Ах, иначе в былые
года
Колдовала земля с небесами,
Дива дивные зрелись тогда,
Чуда чудные деялись сами…
Позабыв Золотую Орду,
Пестрый грохот равнины китайской,
Змей крылатый в пустынном саду
Часто прятался полночью майской.
Только девушки видеть луну
Выходили походкою статной, —
Он подхватывал быстро одну,
И взмывал, и стремился обратно.
Как сверкал, как слепил и горел
Медный панцирь под хищной луною,
Как серебряным звоном летел
Мерный клекот над Русью лесною:
«Я красавиц таких, лебедей
С белизною такою молочной,
Не встречал никогда и нигде,
Ни в заморской стране, ни в восточной.
Но еще ни одна не была
Во дворце моем пышном, в Лагоре:
Умирают в пути, и тела
Я бросаю в Каспийское Море.
Спать на дне, средь чудовищ морских,
Почему им, безумным, дороже,
Чем в могучих объятьях моих
На торжественном княжеском ложе?
И порой мне завидна судьба
Парня с белой пастушеской дудкой
На лугу, где девичья гурьба
Так довольна его прибауткой».
Эти крики заслышав, Вольга
Выходил и поглядывал хмуро,
Надевал тетиву на рога
Беловежского старого тура.[1]
[1] Николай Гумилёв.
Змей. У данного опуса имеется весьма занимательная концовка, но у
нас приличное, гетеросексуальное произведение! Особо
любопытствующие могут ознакомиться с ней самостоятельно.
Жизнь штука переменчивая: то дарит
радость, то бьёт исподтишка, а иногда и прямо в лоб! В общем,
испытывает нас на прочность самыми извращёнными способами.
Вот и мой маленький мирок в одночасье разбился о суровую
правду: перед очередным утренником я застукала Деда Мороза в тёмном
углу с бутылочкой коньяка. Приспущенная борода и жадное бульканье
«напитка для взрослых» говорили сами за себя. С тех пор я не
поцеловала ни одной лягушки, даже самой распрекрасной! Наверное,
зря. Возможно, кто-нибудь из них всё-таки превратился бы в
прекрасного прынца, и кривая дорожка обошла стороной...
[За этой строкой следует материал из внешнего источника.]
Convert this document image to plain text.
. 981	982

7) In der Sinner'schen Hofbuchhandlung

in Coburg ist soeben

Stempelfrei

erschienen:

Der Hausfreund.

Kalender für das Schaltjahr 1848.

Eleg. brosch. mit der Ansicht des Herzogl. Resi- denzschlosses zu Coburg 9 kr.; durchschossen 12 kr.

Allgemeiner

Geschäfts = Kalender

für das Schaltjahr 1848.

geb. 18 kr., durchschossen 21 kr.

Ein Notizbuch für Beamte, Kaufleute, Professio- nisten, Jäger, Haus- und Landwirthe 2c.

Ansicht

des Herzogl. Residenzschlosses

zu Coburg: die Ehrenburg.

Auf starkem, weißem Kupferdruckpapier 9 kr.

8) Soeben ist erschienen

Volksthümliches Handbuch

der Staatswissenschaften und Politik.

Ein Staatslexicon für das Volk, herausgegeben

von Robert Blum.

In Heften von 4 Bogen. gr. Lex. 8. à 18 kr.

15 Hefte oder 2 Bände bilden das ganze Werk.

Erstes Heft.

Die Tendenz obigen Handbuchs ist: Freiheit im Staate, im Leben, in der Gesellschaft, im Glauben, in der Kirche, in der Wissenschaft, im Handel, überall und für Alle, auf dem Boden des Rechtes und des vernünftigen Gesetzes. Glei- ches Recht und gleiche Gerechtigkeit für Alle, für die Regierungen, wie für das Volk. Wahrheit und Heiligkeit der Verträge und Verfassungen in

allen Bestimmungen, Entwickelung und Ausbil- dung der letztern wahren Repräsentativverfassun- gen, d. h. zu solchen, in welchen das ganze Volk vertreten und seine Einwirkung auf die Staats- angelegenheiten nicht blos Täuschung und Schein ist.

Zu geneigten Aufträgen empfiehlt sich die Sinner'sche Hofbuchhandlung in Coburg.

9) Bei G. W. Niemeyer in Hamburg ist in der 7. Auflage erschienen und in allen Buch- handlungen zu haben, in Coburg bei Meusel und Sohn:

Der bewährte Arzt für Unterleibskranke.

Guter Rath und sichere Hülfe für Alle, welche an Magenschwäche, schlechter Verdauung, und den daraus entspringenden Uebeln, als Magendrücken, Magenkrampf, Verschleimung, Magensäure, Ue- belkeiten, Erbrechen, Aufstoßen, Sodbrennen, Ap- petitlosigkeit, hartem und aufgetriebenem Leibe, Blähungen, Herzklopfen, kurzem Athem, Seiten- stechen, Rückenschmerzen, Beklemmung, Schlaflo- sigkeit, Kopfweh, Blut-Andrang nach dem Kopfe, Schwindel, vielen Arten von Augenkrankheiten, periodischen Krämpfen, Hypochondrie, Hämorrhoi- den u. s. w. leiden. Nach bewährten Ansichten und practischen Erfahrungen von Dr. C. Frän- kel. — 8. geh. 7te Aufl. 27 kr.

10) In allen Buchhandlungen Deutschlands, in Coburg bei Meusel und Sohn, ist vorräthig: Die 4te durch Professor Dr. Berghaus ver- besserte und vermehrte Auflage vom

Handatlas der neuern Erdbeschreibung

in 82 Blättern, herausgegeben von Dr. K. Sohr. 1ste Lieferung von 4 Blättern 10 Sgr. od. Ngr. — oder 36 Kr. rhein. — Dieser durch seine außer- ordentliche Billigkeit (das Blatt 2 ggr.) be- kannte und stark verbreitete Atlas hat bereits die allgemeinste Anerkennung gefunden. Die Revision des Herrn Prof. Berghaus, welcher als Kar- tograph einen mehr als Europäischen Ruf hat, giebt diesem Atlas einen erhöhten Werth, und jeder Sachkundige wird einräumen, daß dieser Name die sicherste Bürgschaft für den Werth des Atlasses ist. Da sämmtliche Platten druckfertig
Но дело, конечно, было не только в отсутствии заколдованных жаб,
коней (или иных транспортных средств) с прилагаемыми всадниками и
прочих представителей чудесной любви, что так трепетно ждёт каждая
уважающая себя девушка. Я тоже хотела чего-то в этом роде, но,
видимо, недостаточно ретиво, предпочитая тратить время на милое
сердцу дело, нежели на эксперименты в области лобзания земноводных.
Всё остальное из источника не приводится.